Division of labour and the evolution of multicellularity

Abstract

Understanding the emergence and evolution of multicellularity and cellular differentiation is a core problem in biology. We develop a quantitative model that shows that a multicellular form emerges from genetically identical unicellular ancestors when the compartmentalization of poorly compatible physiological processes into component cells of an aggregate produces a fitness advantage. This division of labour between the cells in the aggregate occurs spontaneously at the regulatory level owing to mechanisms present in unicellular ancestors and does not require any genetic predisposition for a particular role in the aggregate or any orchestrated cooperative behaviour of aggregate cells. Mathematically, aggregation implies an increase in the dimensionality of phenotype space that generates a fitness landscape with new fitness maxima, in which the unicellular states of optimized metabolism become fitness saddle points. Evolution of multicellularity is modelled as evolution of a hereditary parameter: the propensity of cells to stick together, which determines the fraction of time a cell spends in the aggregate form.
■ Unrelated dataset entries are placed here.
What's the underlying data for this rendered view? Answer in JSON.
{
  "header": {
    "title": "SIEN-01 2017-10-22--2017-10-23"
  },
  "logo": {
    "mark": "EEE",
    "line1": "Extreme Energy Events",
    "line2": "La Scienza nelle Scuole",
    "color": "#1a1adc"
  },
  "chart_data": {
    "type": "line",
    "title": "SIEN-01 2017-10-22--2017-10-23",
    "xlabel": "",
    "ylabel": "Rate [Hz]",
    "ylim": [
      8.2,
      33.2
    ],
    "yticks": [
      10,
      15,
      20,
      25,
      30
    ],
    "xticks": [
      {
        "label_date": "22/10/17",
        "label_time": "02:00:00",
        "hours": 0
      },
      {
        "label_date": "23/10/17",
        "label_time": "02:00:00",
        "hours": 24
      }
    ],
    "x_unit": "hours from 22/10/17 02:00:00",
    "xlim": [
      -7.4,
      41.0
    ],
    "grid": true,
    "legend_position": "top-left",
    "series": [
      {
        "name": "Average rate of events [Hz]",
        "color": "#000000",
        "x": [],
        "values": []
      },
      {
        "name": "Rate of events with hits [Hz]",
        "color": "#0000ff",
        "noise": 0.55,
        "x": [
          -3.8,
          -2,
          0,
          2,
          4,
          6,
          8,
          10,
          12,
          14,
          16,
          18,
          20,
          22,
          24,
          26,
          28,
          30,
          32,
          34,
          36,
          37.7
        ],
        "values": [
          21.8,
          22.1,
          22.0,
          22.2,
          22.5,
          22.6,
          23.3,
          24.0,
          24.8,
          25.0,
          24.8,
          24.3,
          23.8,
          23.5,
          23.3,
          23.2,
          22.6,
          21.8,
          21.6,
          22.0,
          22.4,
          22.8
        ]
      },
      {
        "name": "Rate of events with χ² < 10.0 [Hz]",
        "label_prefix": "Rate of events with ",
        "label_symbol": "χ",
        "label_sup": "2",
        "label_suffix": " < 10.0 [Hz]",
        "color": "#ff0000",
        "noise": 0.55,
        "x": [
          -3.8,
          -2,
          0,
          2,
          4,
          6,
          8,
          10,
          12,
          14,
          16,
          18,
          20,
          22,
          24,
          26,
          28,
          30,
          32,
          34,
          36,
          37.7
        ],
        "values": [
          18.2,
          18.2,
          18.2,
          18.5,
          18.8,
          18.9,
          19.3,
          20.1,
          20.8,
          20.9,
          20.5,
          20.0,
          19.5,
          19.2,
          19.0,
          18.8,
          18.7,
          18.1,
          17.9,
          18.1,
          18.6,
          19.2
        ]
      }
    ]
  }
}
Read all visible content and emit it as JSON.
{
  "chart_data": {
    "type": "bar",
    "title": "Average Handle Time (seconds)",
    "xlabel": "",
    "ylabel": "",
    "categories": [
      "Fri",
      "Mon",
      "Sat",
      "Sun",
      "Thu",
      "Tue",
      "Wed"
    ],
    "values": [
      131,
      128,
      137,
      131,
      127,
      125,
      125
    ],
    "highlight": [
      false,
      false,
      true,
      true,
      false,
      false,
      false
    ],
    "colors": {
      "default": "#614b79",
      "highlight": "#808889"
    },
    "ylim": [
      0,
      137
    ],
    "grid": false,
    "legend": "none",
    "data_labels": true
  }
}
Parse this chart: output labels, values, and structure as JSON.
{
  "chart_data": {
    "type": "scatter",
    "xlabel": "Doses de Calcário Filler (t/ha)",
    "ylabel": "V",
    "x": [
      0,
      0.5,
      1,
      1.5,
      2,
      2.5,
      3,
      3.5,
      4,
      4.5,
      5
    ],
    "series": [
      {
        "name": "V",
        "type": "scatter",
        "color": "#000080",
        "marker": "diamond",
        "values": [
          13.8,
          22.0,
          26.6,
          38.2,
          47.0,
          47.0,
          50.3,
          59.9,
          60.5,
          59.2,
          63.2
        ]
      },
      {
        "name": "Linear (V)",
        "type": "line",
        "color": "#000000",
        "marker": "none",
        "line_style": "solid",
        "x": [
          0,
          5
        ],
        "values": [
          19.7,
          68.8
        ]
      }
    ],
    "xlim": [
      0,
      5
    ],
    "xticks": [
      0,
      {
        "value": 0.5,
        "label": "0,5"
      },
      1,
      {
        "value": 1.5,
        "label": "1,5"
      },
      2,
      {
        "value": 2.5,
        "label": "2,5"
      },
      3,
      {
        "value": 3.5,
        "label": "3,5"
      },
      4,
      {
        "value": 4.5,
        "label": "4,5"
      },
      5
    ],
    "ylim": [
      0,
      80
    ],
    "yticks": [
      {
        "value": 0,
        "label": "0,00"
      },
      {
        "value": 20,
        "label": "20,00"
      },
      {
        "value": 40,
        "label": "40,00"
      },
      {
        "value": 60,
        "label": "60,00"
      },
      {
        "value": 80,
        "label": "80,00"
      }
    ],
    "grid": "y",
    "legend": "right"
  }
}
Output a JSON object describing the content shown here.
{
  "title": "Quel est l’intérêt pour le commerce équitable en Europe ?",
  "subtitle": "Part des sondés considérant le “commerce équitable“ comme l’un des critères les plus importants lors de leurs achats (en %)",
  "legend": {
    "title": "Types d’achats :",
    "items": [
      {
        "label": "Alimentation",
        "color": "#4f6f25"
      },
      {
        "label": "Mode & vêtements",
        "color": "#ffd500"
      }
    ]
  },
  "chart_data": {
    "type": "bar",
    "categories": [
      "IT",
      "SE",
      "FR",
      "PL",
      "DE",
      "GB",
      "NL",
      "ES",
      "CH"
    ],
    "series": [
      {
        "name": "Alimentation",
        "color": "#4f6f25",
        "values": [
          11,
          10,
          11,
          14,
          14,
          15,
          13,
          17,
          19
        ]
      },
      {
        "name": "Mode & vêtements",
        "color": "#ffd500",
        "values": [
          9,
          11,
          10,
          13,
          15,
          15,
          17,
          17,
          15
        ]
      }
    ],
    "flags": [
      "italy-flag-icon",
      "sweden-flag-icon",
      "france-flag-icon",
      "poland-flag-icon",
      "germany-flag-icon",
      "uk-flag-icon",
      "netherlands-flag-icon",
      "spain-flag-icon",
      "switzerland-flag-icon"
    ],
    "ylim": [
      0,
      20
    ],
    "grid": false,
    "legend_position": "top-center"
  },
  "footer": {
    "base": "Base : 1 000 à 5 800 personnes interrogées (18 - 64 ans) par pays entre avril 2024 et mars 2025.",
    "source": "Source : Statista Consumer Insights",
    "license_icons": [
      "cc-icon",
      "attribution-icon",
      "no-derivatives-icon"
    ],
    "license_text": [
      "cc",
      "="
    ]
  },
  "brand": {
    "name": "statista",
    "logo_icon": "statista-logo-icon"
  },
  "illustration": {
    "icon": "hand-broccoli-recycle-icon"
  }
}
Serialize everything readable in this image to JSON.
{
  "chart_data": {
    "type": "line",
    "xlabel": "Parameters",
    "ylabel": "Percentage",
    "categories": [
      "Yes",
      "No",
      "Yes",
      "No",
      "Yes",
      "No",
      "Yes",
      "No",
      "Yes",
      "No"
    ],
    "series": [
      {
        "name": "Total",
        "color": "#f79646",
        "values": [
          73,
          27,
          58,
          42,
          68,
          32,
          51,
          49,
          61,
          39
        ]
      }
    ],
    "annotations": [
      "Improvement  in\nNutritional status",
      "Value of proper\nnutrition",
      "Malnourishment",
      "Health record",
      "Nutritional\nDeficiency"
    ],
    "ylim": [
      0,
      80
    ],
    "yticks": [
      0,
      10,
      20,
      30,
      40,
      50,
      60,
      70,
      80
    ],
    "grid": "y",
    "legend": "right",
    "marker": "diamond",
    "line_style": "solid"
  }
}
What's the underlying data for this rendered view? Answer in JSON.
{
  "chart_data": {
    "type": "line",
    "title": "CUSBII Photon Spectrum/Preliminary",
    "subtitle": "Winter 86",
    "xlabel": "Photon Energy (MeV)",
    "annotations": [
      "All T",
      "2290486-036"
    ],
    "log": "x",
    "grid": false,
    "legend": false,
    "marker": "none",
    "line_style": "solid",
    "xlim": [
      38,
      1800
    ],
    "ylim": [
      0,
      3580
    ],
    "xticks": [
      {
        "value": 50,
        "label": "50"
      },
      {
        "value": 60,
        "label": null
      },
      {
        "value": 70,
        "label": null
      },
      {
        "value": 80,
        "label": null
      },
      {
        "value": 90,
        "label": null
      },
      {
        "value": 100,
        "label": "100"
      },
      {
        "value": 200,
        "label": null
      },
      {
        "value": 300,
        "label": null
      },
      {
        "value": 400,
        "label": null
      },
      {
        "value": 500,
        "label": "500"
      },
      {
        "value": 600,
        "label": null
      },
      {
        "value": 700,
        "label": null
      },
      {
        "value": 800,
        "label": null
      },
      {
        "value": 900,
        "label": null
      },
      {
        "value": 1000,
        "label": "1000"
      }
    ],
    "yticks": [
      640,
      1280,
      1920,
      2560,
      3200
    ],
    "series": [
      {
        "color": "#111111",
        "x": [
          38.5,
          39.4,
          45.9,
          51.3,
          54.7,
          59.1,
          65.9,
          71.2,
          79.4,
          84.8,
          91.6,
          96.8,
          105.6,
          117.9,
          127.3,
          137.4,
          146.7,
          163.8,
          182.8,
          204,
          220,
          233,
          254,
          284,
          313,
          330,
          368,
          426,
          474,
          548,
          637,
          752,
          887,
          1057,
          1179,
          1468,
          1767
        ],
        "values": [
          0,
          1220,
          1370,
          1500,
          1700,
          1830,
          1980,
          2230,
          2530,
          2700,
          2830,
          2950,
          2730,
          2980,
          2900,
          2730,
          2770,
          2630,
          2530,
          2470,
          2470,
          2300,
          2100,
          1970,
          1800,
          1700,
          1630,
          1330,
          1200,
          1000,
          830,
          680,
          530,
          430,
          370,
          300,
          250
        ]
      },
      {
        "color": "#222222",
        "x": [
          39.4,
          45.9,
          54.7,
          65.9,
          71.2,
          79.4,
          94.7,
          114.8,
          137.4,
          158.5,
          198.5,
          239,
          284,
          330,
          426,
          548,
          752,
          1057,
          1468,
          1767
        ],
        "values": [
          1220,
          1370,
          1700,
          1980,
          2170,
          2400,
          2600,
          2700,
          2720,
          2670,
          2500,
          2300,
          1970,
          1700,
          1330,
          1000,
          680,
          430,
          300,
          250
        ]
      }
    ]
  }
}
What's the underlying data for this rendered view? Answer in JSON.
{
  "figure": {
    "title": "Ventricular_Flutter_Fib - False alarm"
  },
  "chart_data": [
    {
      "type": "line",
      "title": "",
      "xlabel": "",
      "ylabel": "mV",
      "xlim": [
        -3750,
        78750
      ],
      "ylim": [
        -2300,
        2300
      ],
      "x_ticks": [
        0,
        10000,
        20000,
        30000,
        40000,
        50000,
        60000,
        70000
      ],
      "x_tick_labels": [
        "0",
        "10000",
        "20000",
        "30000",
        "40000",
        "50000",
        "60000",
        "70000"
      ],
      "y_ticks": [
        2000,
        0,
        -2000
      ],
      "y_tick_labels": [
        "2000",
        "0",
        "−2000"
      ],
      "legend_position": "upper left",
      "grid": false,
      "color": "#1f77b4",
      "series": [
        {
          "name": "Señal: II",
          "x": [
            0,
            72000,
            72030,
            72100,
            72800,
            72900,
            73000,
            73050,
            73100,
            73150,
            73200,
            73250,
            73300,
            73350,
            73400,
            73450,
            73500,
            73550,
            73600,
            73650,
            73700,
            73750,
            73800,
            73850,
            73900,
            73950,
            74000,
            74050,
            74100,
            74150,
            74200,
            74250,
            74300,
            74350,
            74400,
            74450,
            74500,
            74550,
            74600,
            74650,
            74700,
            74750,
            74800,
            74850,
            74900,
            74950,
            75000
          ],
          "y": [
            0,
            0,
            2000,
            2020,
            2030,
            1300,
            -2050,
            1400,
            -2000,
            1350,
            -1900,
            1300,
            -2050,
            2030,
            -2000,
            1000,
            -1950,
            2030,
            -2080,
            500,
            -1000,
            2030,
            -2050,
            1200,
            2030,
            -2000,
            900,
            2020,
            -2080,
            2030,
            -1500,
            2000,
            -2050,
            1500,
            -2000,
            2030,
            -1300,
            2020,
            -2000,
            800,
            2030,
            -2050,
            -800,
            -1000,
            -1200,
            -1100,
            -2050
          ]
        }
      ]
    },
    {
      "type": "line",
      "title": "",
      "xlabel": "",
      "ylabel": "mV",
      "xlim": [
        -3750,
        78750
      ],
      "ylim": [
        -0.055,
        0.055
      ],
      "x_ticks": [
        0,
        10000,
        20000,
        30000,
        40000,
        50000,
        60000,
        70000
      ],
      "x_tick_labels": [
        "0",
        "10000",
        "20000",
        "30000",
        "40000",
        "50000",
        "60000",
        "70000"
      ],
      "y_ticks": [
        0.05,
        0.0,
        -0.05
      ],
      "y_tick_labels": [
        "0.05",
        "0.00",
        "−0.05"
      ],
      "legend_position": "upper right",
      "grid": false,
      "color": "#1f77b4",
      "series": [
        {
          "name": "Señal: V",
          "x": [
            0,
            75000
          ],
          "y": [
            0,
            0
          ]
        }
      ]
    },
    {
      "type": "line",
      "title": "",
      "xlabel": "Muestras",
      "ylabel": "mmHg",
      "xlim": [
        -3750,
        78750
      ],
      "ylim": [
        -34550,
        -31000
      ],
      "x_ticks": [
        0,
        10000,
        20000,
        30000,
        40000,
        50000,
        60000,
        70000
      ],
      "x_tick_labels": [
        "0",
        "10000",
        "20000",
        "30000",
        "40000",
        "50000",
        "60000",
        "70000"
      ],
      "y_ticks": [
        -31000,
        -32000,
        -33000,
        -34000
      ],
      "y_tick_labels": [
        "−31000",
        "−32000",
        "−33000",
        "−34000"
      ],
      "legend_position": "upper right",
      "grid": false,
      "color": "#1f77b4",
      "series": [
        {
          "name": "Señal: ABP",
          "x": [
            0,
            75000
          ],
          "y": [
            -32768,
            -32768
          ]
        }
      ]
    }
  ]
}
Stickiness can increase evolutionarily owing to the fitness advantage generated by the division of labour between cells in an aggregate.

Figure 1.

(a) The metabolic fitness landscape for single cells (defined by equation (2.5)) and (b) for the corresponding two-cell aggregates (defined by equation (2.6)). For the two-cellular fitness, we have assumed an anti-symmetry between the metabolic states of the cells, x₁ = y₂ and x₂ = y₁. The form of the fitness landscape (equation (2.6)) implies that the maxima visible in (b) remain the same in the unrestricted four-dimensional space {x₁, y₁, x₂, y₂}. The figure shows how a maximum on the diagonal x = y in (a), corresponding to equal rates of production of x and y, becomes a saddle point for the two-cell fitness landscape in (b). Two maxima near the horizontal and vertical axes in panel (b) correspond to compartmentalization of production of x and y in the two-cell state: while one cell produces only x, the other cell produces only y. The white area in the plots corresponds to negative birth rates (i.e. B – C< 0). The landscapes shown correspond to c_x = c_y = c = 1/25.

Figure 2.

Evolution towards cell aggregation and two-cellularity. (a) The population distribution of the trait σ over time, with brighter areas indicating higher densities. (b) The proportion of two-cell aggregates, N₂/(N₁ + N₂), with N_j = ∫n_j(σ) dσ for j = 1,2 as a function of time. For the figure, equation (3.7) was solved numerically for the following parameters: k₊ = 10, k₋ = 1, δ = 1, M(x) = 1 − x/10 and D = 10⁻³. As mentioned earlier, the effective birth rates for unicellular and two-cellular forms were assumed to be perfectly optimized to the corresponding cellular state, R₁ = 0.866 and R₂ = 1.45.